Wśród takich aktorów, jak Borys Szyc czy Tomasz Kot znaleźli się mieszkańcy Jeleniej Góry i okolic, gdyż w naszym teatrze nakręcono jedną ze scen do filmu. Wcześniej, w Jeleniogórskim Centrum Kultury odbywał się casting na statystów w nowym dziele laureata nagrody Amerykańskiej Akademii Sztuki i Wiedzy Filmowej.
Jeleniogórzanie przyznają, że na planie było ciężko, ale było warto. - Po raz pierwszy zdecydowałam się na taką przygodę jaką jest odgrywanie roli statysty. Jestem osobą, która nie lubi monotonii i uznałam, że jest to świetna okazja do poznania nowych ludzi i zobaczenie planu od podszewki – powiedziała Zuzanna Mierzwińska z ZSO Nr 1 w Jeleniej Górze. - Myślę, że każdy z nas (statyści – red.) nie może się doczekać premiery. Film zapowiada się obiecująco, a biorąc pod uwagę profesjonalizm reżysera, aktorów i całej ekipy, to oczekiwania przejdą same siebie – dodała uczennica jeleniogórskiego Żeroma.
Dla Sandry Simko z Zespołu Szkół Technicznych „Mechanik” również to był debiut. - Tak, to mój pierwszy raz jako statystka na planie filmowym i było naprawdę bardzo sympatycznie. Jako grono statystów zostaliśmy otoczeni niesamowitą opieką i mogliśmy poczuć się jak prawdziwe gwiazdy kina!
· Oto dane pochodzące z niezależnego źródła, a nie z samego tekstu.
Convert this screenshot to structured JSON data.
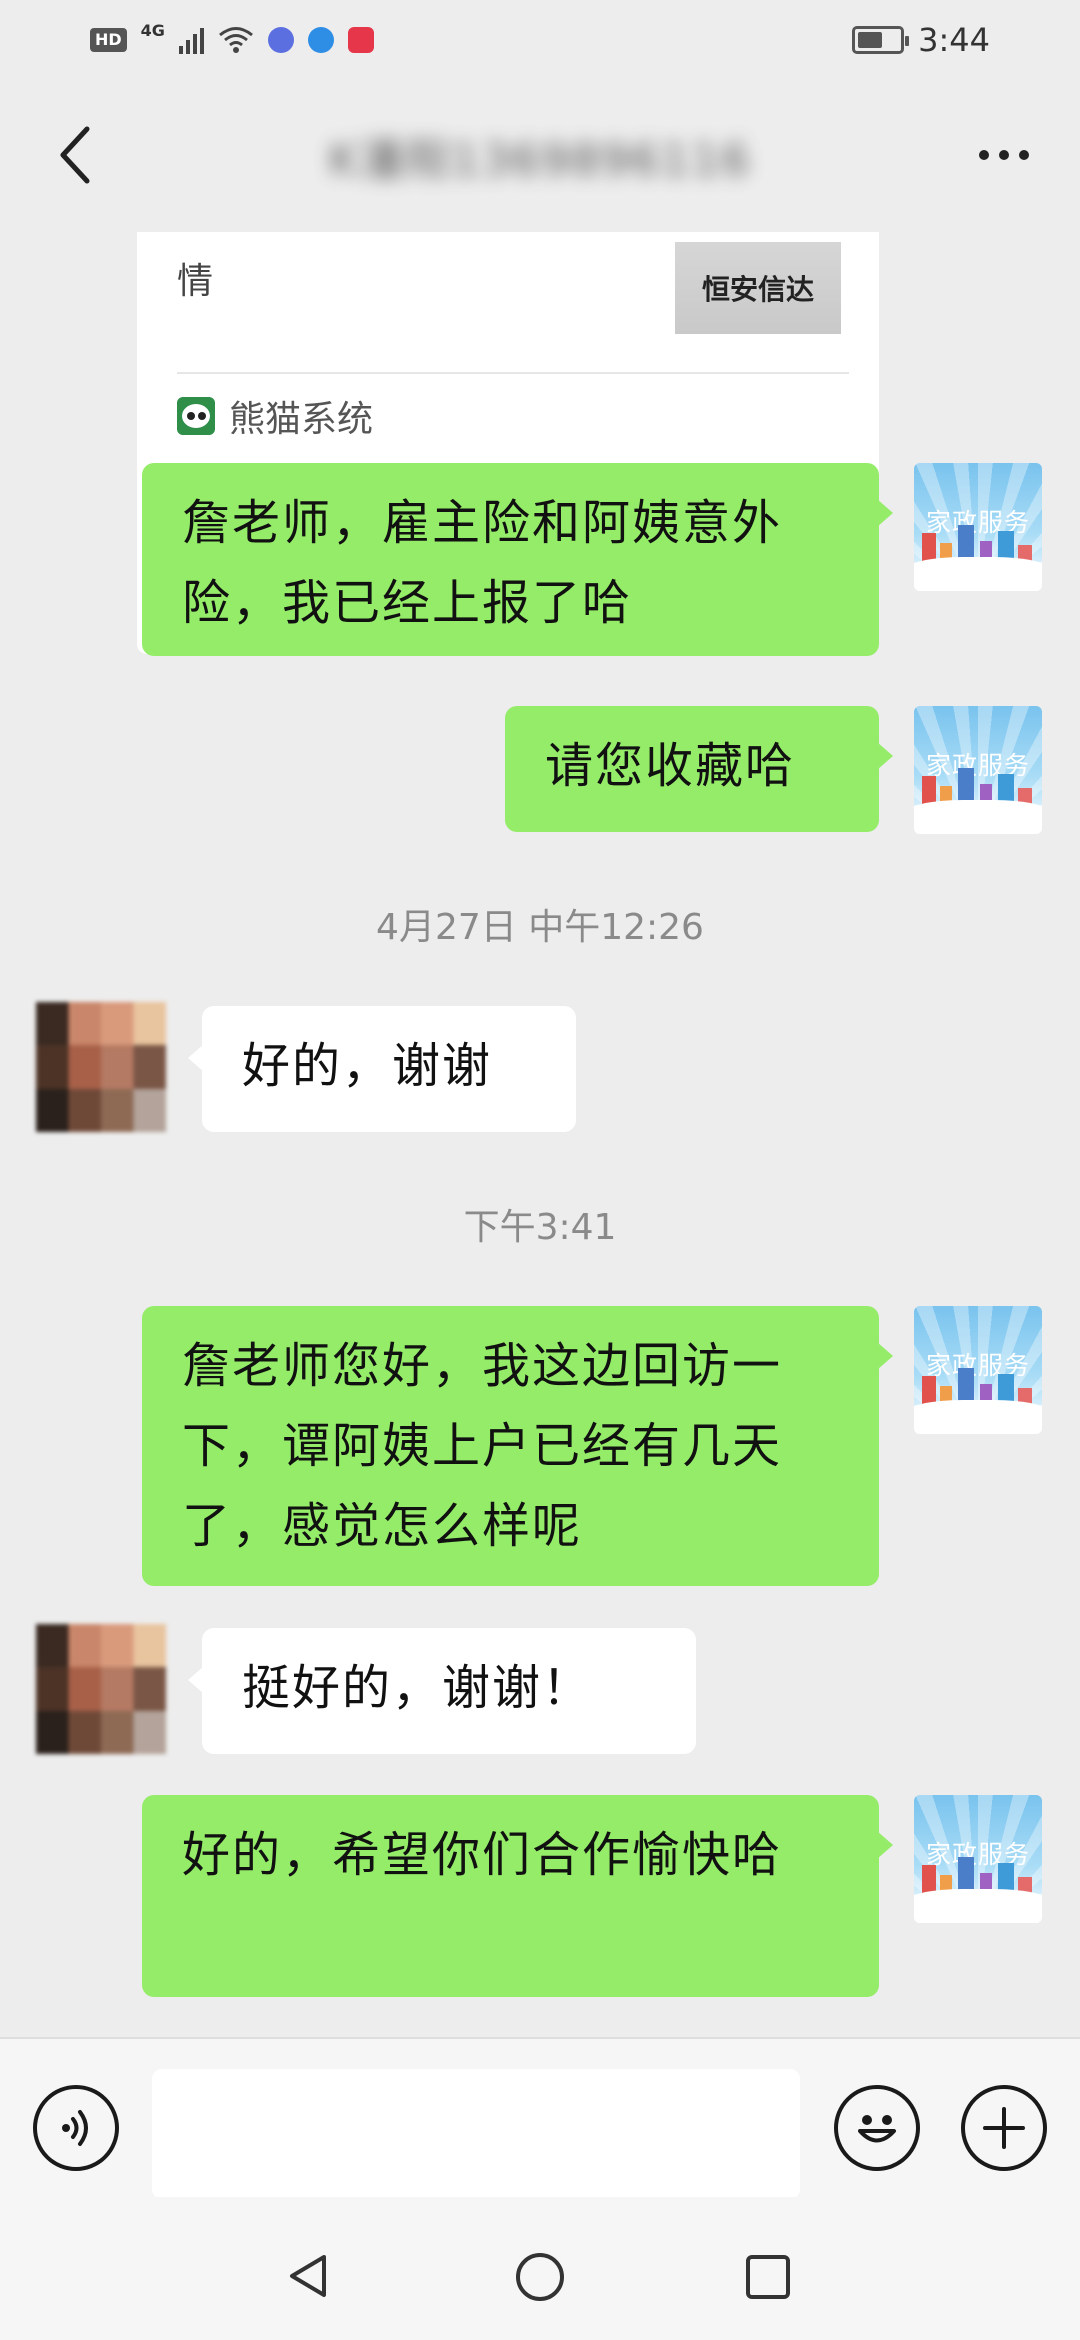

Od kostiumów po fryzury i make-up. Świetnie nam się współpracowało z ekipą filmową. To naprawdę wspaniali ludzie, którzy wykonują swoją prace z pasją – stwierdziła uczennica Mechanika.
- Muszę przyznać, że praca aktora czy statysty jest naprawdę męcząca. Niby nic, ale ciągłe duble czy poprawki robią swoje, przez cały dzień filmowy nakręciliśmy tak właściwie 2-4 minuty całego filmu. Jako statyści mogliśmy zobaczyć to wszystko od podszewki i to naprawdę ciężka robota do wykonania. Do udziału w castingu zachęcił mnie chłopak. Stwierdził, że nadam się idealnie i miał rację, bo po dwóch tygodniach od castingu zadzwoniła pani i powiedziała, że się dostałam. To był ogromny szok i niedowierzanie, ale też wielka radość – przyznała Sandra. - Oczywiście z niecierpliwością czekam na premierę filmu i moment kiedy zobaczę siebie na ekranie telewizora. Rola statysty była fantastycznym doświadczeniem, bardzo się cieszę, że wzięłam w tym udział – dodała.
Szczegóły dotyczące realizacji poszczególnych scen producenci pozostawiają jeszcze w tajemnicy, osoby postronne nie były wpuszczane do Teatru Norwida.